Tout en prônant une "culture du résultat" (sic) concernant les politiques de la ville (comment évalue-t-on des politiques sociales ? En mesurant le taux de délinquance ?), Fadela Amara a jugé qu'il y avait "trop de sigles" pour parler des quartiers et a donc proposé de remplacer le découpage des quartiers populaires en ZEP (Zone d'Education prioritaire) ou ZUS (zones urbaine sensible) par une classification sous forme de "couleurs" : "rouge" pour les quartiers "très sensibles", orange pour les quartiers sensibles et jaune pour les quartiers un peu sensibles.

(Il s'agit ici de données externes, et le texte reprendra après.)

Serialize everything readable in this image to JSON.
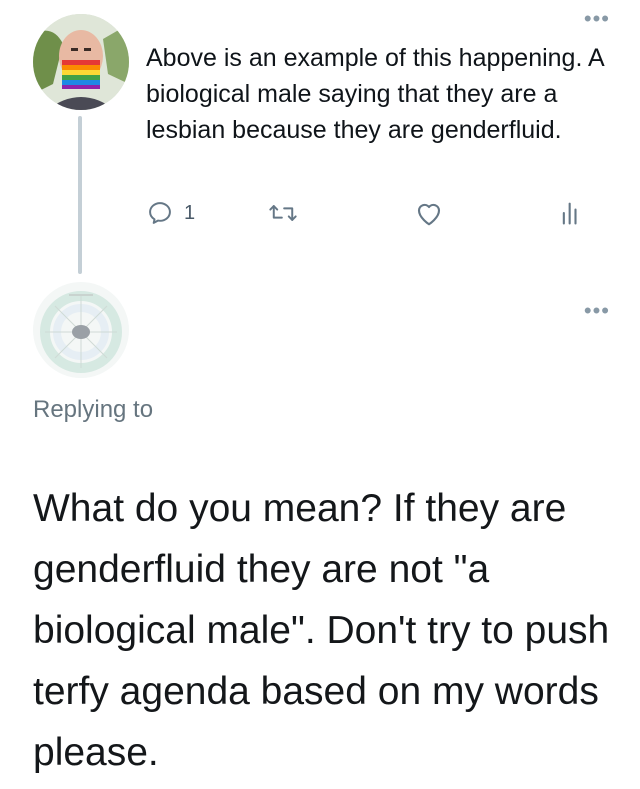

Ce passage de sigles déjà jugés stigmatisants à des couleurs classant les quartiers en fonction de leur degré de risque pour la sécurité est gravissime. On imagine le poids de la stigmatisation qui pèsera sur les épaules de ceux qui vont aller demain chercher du travail en disant venir d'une zone "rouge". Sans parler de l'impact psychologique ni de l'effet désastreux sur l'immobilier.

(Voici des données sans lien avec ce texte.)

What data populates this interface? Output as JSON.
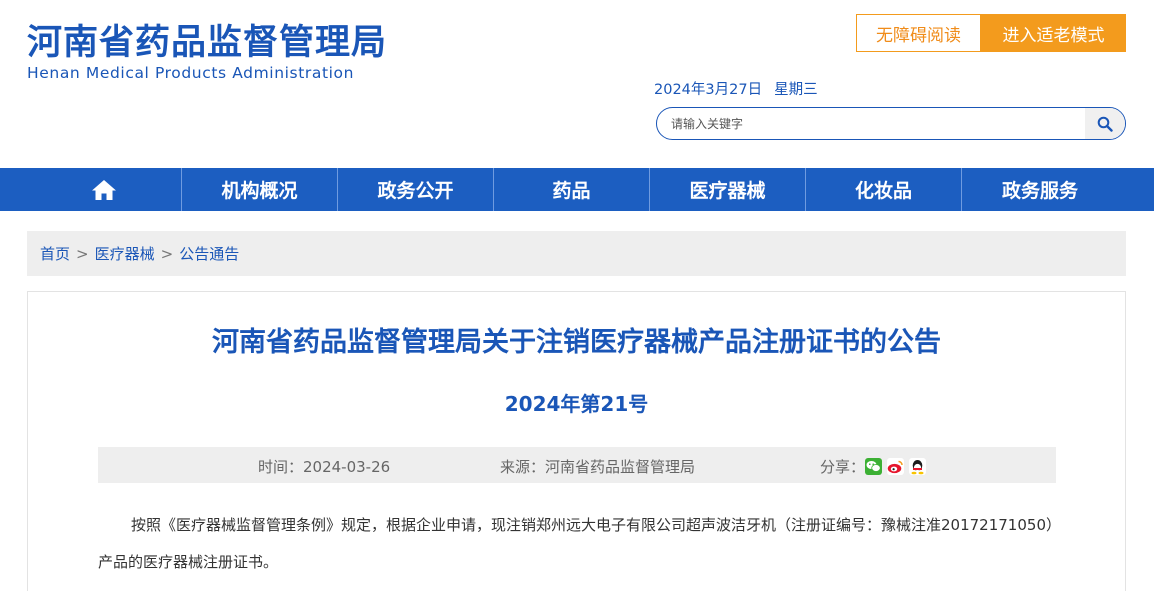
{
  "header": {
    "logo_cn": "河南省药品监督管理局",
    "logo_en": "Henan Medical Products Administration",
    "accessibility_label": "无障碍阅读",
    "elder_mode_label": "进入适老模式",
    "date": "2024年3月27日",
    "weekday": "星期三",
    "search_placeholder": "请输入关键字"
  },
  "nav": {
    "items": [
      {
        "label": "机构概况"
      },
      {
        "label": "政务公开"
      },
      {
        "label": "药品"
      },
      {
        "label": "医疗器械"
      },
      {
        "label": "化妆品"
      },
      {
        "label": "政务服务"
      }
    ]
  },
  "breadcrumb": {
    "items": [
      "首页",
      "医疗器械",
      "公告通告"
    ],
    "separator": ">"
  },
  "article": {
    "title": "河南省药品监督管理局关于注销医疗器械产品注册证书的公告",
    "doc_number": "2024年第21号",
    "time": "时间：2024-03-26",
    "source": "来源：河南省药品监督管理局",
    "share_label": "分享：",
    "body": "按照《医疗器械监督管理条例》规定，根据企业申请，现注销郑州远大电子有限公司超声波洁牙机（注册证编号：豫械注准20172171050）产品的医疗器械注册证书。"
  },
  "colors": {
    "brand_blue": "#1a56b7",
    "nav_blue": "#1c5ec1",
    "accent_orange": "#f39b1d"
  }
}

Cette seule mesure, si elle est appliquée, va ruiner des années de pédagogie et rendre impossible toute valorisation — déjà difficile ! — des quartiers populaires. À travers cette annonce, toutes les craintes de ceux qui mettaient en garde Fadela Amara contre sa présence alibi au service d'une politique dessinée par Nicolas Sarkozy et Christine Boutin sur le dos des quartiers populaires se trouvent — hélas— confirmées.